Bu dünya büyük bir şehirden ibaret. Bazı yerleri diğerleri daha iyi olabilsin diye yok oluyor, bazıları yer değiştiriyor, bazıları boyun eğiyor. Ama en nihayetinde hepsi dostlarla, doğanın birbirine bağladığı insanlarla dolu.

Sen nesin? Bir insan. Kendi başına sağlıklı ve zengin bir şekilde yaşaman doğal olandır. Ancak toplum içinde bir adam olarak gün gelir hasta olursun, gün gelir denizde bir kahraman olur, hatta belki bütün için erken bile ölürsün. O halde neden yakınıyorsun? Bir ayak bedenden ayrılırsa artık ayak değildir. Ve sen de eğer toplumdan ayrılırsan artık bir insan olmazsın. Peki bir insan nedir? Bir şehrin parçası. Hem vücudumuzun hem de bizi sarıp sarmalayan bir dünyada bizim ve diğerlerinin başına bir şeyler gelecektir. O halde payına düşen başına gelenleri anlatmaktır”

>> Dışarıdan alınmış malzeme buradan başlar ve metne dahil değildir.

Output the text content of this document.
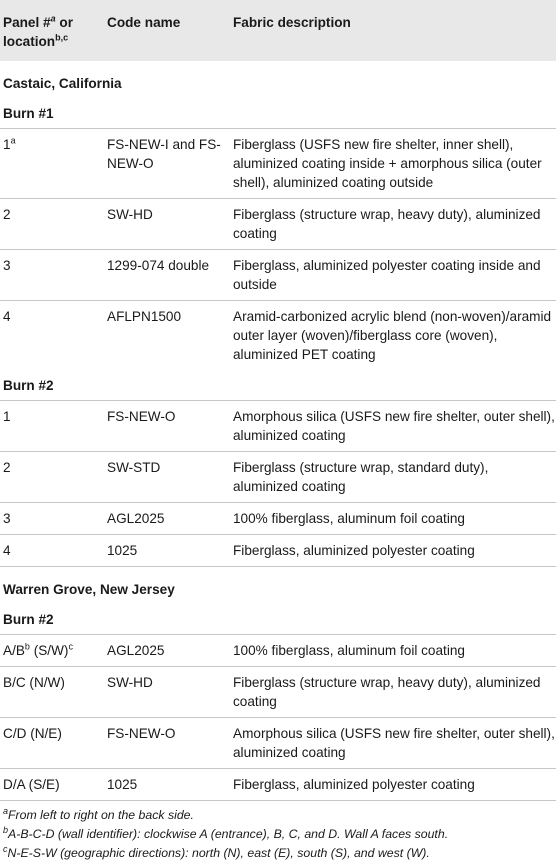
Panel #$^a$ or
location$^{b,c}$	Code name	Fabric description
Castaic, California		
Burn #1		
1$^a$	FS-NEW-I and FS-NEW-O	Fiberglass (USFS new fire shelter, inner shell), aluminized coating inside + amorphous silica (outer shell), aluminized coating outside
2	SW-HD	Fiberglass (structure wrap, heavy duty), aluminized coating
3	1299-074 double	Fiberglass, aluminized polyester coating inside and outside
4	AFLPN1500	Aramid-carbonized acrylic blend (non-woven)/aramid outer layer (woven)/fiberglass core (woven), aluminized PET coating
Burn #2		
1	FS-NEW-O	Amorphous silica (USFS new fire shelter, outer shell), aluminized coating
2	SW-STD	Fiberglass (structure wrap, standard duty), aluminized coating
3	AGL2025	100% fiberglass, aluminum foil coating
4	1025	Fiberglass, aluminized polyester coating
Warren Grove, New Jersey		
Burn #2		
$A/B^b$ $(S/W)^c$	AGL2025	100% fiberglass, aluminum foil coating
B/C (N/W)	SW-HD	Fiberglass (structure wrap, heavy duty), aluminized coating
C/D (N/E)	FS-NEW-O	Amorphous silica (USFS new fire shelter, outer shell), aluminized coating
D/A (S/E)	1025	Fiberglass, aluminized polyester coating
$^a$From left to right on the back side.
$^b$A-B-C-D (wall identifier): clockwise A (entrance), B, C, and D. Wall A faces south.
$^c$N-E-S-W (geographic directions): north (N), east (E), south (S), and west (W).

Epiktetos şüphesiz bununla topluma faydalı olmayı vurguluyordu. Toplum bir vücut gibi düşünülecek olursa her bir insanın bu vücudun bir uzvu olduğunu söylüyor ve buna uygun hareket etmesini söylüyordu. Ancak çok önemsediği bir ayrıntı vardı. O da aslında her insanın ağzına konan kelamın Tanrı’dan geldiğiydi.

“Benim sana söylediklerimi eve gidip düşündüğünde kendine şunu söyle: ‘Bana bunları söyleyen Epiketos değil. O olamaz. Hayır. Bana bunları söyleyen onun aracılığıyla cömert Tanrı’dır.’ Doğru, eğer bir karga geliyor ve sana gagasıyla bir şey söylüyorsa bunu söyleyen karga değildir, karga aracılığıyla sana haber gönderen Tanrı’dır. Tanrı sana bir şeyi söylemek istediğinde bir insana bunları söyletecektir.”

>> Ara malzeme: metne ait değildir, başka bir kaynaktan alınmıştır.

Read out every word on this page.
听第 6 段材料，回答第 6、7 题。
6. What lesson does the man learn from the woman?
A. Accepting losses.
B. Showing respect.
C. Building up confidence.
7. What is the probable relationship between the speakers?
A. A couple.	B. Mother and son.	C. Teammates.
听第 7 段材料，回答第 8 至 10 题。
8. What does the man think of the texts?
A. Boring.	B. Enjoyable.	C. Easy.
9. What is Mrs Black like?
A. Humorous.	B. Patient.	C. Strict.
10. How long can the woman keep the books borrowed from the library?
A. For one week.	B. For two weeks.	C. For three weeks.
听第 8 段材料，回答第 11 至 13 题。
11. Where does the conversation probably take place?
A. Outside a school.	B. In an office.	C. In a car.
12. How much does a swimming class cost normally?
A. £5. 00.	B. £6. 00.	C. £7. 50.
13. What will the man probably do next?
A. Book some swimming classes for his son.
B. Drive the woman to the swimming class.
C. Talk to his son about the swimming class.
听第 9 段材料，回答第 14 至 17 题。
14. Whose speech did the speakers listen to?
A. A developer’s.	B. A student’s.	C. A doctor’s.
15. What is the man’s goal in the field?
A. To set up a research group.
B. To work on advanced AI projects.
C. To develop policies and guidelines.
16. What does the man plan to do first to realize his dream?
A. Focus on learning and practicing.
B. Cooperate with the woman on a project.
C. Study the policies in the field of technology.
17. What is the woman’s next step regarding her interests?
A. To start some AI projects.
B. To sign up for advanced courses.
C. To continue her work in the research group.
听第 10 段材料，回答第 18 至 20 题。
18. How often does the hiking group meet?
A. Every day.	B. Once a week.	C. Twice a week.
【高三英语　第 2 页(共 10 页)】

Epiktetos toplum içinde nasıl davranılması gerektiğine dair de öğütlerde bulunuyordu. Onun felsefesinde kimse birbirinden daha üstün ya da daha aşağı değildi. Zihnine önem verdiği, kendini geliştirdiği sürece herkes kıymetliydi. Maddi koşullar onları bir göstermiyor olabilirdi, ama zaten Epiktetos’a göre bu bir ölçüt de değildi. En nihayetinde kendisi bir köle olarak dünyaya gelmiş, ancak düşünceleri sayesinde önce kendi içinde sonra da toplum içinde özgürleşmişti.

“Benim neyim eksik?” diye soruyorsun.

Neyim mi eksik? Zihninin kararlılığı. Doğanın sana verdiği sakinlik.

Benim umurumda olmayanlar senin umurunda. Senden daha zenginim: Sezar benim hakkımda ne düşünecek diye endişelenmiyorum. Kimseyi övüp durmuyorum. Altınlar ve gümüşler yerine sahip olduğum şey bu işte. Senin altınların olabilir ama mantığın, ilkelerin, kabul edilmiş görüşlerin, eğilimlerin ve arzuların sadece kilden.

Kendine yapılmasının istemediğini bir başkasına yapma. Köle olmak istemiyorsan, o zaman başkalarını da köleleştirme.

İnsanlar seni hakkında iyi şeyler söylesinler istiyorsan onlar hakkında iyi şeyler söyle. Onlar hakkında iyi konuşmayı öğrendikten sonra onlara iyilik yapmayı öğren.”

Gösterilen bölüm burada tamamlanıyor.